Suhu di sana relatif dingin karena wilayahnya adalah pegunungan. Bila anda tengok peta Papua, bagian tengah yang memanjang warna coklat merupakan daerah dengan ketinggian 3000-4000 dpl, dan Pegunungan Bintang menjadi daerah paling ujung timur yang dilalui warna coklat tersebut. Saya belum mengukurnya secara pasti, namun diperkirakan suhunya antara 17-24 derajat celcius. Apalagi kalau malam hari, selimut bagian luar saya saja seperti basah karena suhunya yang cukup dingin. 

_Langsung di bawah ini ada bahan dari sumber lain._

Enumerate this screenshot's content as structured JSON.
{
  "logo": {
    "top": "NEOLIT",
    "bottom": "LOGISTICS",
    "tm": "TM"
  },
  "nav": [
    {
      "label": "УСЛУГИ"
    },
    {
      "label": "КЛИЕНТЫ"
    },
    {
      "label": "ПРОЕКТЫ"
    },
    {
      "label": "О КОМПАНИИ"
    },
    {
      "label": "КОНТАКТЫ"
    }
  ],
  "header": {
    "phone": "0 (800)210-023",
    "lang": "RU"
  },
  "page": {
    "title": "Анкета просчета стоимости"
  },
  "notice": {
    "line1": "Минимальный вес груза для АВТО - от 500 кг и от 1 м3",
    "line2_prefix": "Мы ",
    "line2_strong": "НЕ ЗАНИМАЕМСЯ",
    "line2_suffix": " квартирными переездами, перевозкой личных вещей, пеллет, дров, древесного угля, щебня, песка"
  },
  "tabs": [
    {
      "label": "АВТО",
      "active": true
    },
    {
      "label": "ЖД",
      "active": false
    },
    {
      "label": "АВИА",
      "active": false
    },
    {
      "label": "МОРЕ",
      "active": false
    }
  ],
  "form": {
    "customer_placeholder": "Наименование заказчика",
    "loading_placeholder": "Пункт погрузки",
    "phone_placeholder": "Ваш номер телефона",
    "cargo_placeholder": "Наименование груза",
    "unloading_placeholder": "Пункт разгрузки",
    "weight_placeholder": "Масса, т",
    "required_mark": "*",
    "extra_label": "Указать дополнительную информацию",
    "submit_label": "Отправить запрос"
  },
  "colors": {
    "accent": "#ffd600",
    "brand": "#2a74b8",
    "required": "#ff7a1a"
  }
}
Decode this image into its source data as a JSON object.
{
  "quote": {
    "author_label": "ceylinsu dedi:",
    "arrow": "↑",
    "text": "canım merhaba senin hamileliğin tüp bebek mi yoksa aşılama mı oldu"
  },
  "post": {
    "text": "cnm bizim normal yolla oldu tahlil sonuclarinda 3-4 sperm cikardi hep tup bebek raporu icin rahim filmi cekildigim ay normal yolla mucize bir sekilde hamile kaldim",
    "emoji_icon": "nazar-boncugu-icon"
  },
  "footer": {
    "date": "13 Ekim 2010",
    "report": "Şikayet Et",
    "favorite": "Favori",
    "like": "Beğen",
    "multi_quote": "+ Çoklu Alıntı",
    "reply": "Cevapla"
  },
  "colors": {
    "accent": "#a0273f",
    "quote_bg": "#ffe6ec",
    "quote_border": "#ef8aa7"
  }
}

Waktu mendarat di bandara Oksibil, tepatnya pukul 11.30 WIT, suasana pegunungan langsung terasa. Hawanya yang sejuk menambah suasana menjadi nyaman setelah satu jam berada di pesawat. Welcome to Oksibil, Pegunungan Bintang! Daerah paling ujung timur Indonesia, perbatasan dengan Papua New Guinea. Waw sungguh mengesankan, senang tak terkira akhirnya bisa menapakan kaki di tanah Papua ini. Decak kagum ke hadirat yang kuasa, sungguh besar kepunyaannya. 


2. Negerinya Aplim Apom





Aplim Aplom adalah kumpulan gunung-gunung yang mengelilingi Pegunungan Bintang. Suku Ngaloom berpendapat bahwa dari daerah inilah awal mula kebudayaan Papua terbentuk. Entah benar atau tidak, belum ada penelitian tentang itu. Penulis pernah berdiskusi dengan pa Kuncoro, salah satu aktivitis KIPRA yang sudah 42 tahun tinggal di Jayapura, dirinya pernah mendengar langsung dari koleganya Koentjoroeningrat, bahwa salah satu hasil penelitiannya adalah sejak dulu masyarakat di daerah Pegunungan Papua tengah sudah mengenal teknologi pertanian modern yaitu dengan menutupi tanaman dengan tumbuhan yang sudah lapuk. 
 
Negerinya Aplim Apom ini memang masih misterius. Salah satu anak ketua dewan adat Aplim Apom bercerita pada saya, bapaknya mengaku pernah bertemu dengan Tuhan Yesus di hutan perbatasan dengan Papua New Guinea.  

Seorang rekan bernama Isak Mul menceritakan pengalamannya berjalan kaki selama 3 hari 2 malam. Tujuannya pergi ke kampung halamannya. Untuk mencapainya tidak ada jalan lain kecuali dengan jalur darat. Dia harus melewati beberapa gunung dan lembah. Apabila ada kampung biasanya dia istirahat dan numpang makan. Ada kebiasaan di sini, jika ada tamu datang, siapapun dia, maka warga kampung tersebut harus menyuguhinya dengan maksimal. Apabila tamu lapar dikasih makan dan jika ingin menginap maka diberikan tempat kosong. Sebuah hal yang jarang kita temui di abad modern ini. Kami kadang membayangkan gunung seperti yang di Jawa, dan itu salah. Maka memang, sudah bisa dipastikan fisik orang-orangnya sudah teruji. Kondisi geografis pegunungan membuat mereka kuat. Sangat jarang saya menemukan anak sekolah yang letoy-letoy. 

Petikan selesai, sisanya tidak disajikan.